La carta llegó al día siguiente de la visita al doctor Wemberg. Manfred se dirigió por la mañana a la oficina de Breguenstrasse donde tenía el apartado de correos y tras firmar en el libro que le presentó un funcionario, vestido con un guardapolvo azul marino, le fue entregada la correspondencia. Aquél era uno de los medios por el que los miembros del partido, en un lenguaje críptico, se transmitían mensajes en inocuas postales, que variaban desde órdenes a citas clandestinas. Nada más ver el matasellos supo Manfred que aquella carta venía de fuera de Alemania y le traía noticias de los suyos. Conteniendo sus ansias, y como si la cosa no tuviera para él excesiva importancia, la dobló y, guardándola en el bolsillo superior de su cazadora, salió de la oficina de correos. Ya en la calle encendió un pitillo y dando una profunda calada expelió el humo en tanto daba una mirada a uno y a otro lado, costumbre adquirida sin casi darse cuenta, por observar si alguien estaba interesado en su persona; después dirigió sus pasos a un bar situado en la misma calle y tras acercarse a la barra y pedir un café examinó atentamente el sobre y comprobó, inspeccionando el matasellos, que el recorrido de la misiva había sido el de costumbre: en el anverso su nombre, Gunter Sikorski y en el remite el nombre que figuraba en la nueva documentación de su padre, Hans Broster. Luego extrajo la carta y tras rasgar el sobre comenzó a leer.
Apreciado señor Sikorski:
Deseo que al recibo de la presente se encuentre bien de salud y las cosas caminen por buenos derroteros. Nosotros aquí también estamos bien y la vida transcurre con los problemas inherentes que siempre acompañan a los hombres en su peregrinar a lo largo y ancho de este mundo. Mi mujer dedicada siempre a sus buenas obras y recordando los días maravillosos que pasamos juntos, acude frecuentemente a casa de Herr Max [era el nombre clave de Jehová] y lo atosiga con sus cosas y siempre los nombra.
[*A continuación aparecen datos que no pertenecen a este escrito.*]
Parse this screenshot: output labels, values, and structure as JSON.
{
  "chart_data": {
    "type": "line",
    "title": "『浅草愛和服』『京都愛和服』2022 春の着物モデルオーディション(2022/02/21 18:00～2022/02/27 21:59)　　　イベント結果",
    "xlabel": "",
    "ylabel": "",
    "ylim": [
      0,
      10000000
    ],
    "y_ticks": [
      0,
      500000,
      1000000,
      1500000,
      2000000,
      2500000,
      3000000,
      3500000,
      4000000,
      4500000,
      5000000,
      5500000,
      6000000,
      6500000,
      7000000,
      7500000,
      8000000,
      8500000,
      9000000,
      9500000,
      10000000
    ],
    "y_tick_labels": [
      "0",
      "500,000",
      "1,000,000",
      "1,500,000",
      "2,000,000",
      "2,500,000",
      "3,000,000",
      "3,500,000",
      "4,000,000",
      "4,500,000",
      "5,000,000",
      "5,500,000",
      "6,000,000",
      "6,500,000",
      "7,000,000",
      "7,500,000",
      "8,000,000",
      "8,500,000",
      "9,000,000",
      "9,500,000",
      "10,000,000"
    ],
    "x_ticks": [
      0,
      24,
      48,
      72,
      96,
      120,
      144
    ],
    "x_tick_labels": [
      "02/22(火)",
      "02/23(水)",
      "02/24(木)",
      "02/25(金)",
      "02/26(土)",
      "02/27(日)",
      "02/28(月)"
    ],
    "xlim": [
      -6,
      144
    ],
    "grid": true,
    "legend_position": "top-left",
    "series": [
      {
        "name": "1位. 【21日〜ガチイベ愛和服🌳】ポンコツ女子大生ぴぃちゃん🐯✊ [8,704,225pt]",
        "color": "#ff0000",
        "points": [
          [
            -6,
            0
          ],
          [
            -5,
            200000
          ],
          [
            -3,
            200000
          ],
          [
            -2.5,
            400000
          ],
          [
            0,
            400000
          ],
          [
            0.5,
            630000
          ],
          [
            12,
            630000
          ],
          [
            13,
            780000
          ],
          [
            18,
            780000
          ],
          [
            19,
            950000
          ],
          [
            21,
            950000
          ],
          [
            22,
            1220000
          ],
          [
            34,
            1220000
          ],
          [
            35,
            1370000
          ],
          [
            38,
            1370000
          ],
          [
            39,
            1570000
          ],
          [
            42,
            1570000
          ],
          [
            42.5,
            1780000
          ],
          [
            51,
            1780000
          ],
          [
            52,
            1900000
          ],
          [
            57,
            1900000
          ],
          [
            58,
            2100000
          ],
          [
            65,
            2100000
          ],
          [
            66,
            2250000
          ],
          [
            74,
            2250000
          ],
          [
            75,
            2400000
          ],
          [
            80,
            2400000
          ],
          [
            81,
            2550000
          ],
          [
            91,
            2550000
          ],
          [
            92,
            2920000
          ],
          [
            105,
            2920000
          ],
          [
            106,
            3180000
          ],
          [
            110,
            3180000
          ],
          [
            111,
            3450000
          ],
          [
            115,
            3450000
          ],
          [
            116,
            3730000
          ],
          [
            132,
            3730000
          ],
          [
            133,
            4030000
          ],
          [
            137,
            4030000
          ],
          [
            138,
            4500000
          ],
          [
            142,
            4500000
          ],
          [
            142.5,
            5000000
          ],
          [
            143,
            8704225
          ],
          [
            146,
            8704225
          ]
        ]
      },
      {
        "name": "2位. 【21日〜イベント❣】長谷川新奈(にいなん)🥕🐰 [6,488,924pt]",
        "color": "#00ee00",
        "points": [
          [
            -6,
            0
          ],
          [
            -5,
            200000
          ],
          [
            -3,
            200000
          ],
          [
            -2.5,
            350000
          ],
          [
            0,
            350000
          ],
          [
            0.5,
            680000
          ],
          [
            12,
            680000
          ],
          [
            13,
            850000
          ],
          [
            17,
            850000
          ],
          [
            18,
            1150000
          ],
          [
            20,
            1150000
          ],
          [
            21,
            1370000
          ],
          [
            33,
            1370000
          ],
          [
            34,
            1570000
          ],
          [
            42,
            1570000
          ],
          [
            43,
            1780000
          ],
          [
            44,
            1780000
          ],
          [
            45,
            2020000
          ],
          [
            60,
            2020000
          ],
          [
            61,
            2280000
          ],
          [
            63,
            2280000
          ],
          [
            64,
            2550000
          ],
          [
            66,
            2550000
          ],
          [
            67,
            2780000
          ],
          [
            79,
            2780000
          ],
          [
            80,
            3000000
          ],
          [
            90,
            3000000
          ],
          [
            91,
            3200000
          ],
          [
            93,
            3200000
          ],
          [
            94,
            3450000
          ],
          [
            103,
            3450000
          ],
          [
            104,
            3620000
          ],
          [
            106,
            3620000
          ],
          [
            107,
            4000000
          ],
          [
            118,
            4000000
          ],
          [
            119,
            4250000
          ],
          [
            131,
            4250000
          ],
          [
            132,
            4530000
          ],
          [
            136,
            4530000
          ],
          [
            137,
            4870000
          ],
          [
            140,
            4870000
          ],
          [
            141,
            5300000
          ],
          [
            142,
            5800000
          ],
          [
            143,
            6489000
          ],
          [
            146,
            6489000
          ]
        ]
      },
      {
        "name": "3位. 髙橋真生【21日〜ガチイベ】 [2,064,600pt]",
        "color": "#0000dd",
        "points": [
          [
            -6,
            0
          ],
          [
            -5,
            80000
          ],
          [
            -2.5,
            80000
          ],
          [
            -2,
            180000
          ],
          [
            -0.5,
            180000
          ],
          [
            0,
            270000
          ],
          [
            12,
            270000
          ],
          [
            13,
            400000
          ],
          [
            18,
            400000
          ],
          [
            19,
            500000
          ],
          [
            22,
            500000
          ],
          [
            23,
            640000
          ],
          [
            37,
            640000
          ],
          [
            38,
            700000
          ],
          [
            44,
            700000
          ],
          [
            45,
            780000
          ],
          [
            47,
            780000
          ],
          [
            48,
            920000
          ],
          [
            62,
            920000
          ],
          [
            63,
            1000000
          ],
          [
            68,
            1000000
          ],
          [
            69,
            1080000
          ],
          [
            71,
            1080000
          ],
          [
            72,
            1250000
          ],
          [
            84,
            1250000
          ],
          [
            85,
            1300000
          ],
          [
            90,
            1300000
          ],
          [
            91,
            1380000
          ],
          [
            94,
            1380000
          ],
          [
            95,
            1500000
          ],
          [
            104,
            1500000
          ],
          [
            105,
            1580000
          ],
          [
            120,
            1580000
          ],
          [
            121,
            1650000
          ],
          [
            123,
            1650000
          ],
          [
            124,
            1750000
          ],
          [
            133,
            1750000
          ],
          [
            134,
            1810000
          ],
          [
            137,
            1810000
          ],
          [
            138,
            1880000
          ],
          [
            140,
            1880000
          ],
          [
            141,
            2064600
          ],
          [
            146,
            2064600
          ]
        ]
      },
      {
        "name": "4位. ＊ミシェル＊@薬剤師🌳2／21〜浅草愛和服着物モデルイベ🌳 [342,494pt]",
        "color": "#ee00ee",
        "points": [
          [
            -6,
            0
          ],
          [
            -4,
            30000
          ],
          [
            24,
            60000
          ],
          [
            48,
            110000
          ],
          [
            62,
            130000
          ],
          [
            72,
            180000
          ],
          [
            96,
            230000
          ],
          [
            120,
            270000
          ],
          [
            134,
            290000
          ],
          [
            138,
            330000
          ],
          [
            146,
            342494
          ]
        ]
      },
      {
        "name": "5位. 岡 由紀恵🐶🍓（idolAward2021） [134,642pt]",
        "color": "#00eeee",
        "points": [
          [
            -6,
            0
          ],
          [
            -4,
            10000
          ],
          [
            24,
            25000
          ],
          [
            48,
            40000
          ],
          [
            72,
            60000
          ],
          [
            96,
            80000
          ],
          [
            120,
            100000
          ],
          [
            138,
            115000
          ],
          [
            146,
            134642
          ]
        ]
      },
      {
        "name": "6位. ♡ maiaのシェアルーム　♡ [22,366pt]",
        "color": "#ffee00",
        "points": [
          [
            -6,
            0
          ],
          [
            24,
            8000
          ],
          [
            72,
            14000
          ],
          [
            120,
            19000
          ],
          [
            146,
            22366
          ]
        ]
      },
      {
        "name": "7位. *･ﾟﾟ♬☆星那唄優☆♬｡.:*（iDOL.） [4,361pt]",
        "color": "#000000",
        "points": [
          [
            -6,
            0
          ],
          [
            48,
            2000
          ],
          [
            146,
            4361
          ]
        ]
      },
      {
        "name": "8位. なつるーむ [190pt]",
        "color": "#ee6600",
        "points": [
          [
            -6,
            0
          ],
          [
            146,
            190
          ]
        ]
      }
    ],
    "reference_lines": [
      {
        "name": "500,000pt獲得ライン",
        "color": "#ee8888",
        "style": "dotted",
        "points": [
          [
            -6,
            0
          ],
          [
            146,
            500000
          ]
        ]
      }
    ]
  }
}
El motivo de ésta es anunciarle que el próximo día 22 va a ir a Berlín aquella muchacha que le visitó en 1936 durante unos días y que había trabajado conmigo. Apenas conoce la ciudad, su nombre es Renata Shenke y le agradecería infinitamente que la recogiera en la estación de Falkensteiner, a la que llegará a las 11.15 en el tren correo que llega de Budapest (el número del convoy es el 13355), y se ocupara de su alojamiento y de sus primeros días en esta hermosa ciudad. Su intención es matricularse de filología germánica. Por si sus ocupaciones le impidieran ir a buscarla en persona y tuviera que enviar a alguien de su confianza, me ha dicho que irá vestida con un suéter de cuello cisne color verde, una falda de franela color mostaza, encima una trenca beige y una bufanda del mismo color.
Espero sus noticias y no deje de escribirme explicándome los detalles del encuentro.
Transmita mis recuerdos a todos los amigos que conocí a través de usted y reciba, con el saludo de mi esposa, la consideración de mi más profundo respeto.
Hans Broster
Manfred guardó la carta en el bolsillo de su cazadora y se dirigió al teléfono del fondo, no sin antes pedir al mozo de la barra que le suministrara una ficha.
Rodrigo Barroso se hallaba en presencia de su excelencia reverendísima don Alejandro Tenorio y Enríquez. Su explicación había sido prolija y detallada y ahora esperaba inquieto la respuesta del prelado. Su único ojo recorría inquieto la estancia admirando la riqueza del conjunto y calculando, por lo corto, cuánto le reportaría la exitosa acción llevada a cabo. El obispo jugueteaba indolente con un cálamo de escritura con cuya pluma se acariciaba la barbilla.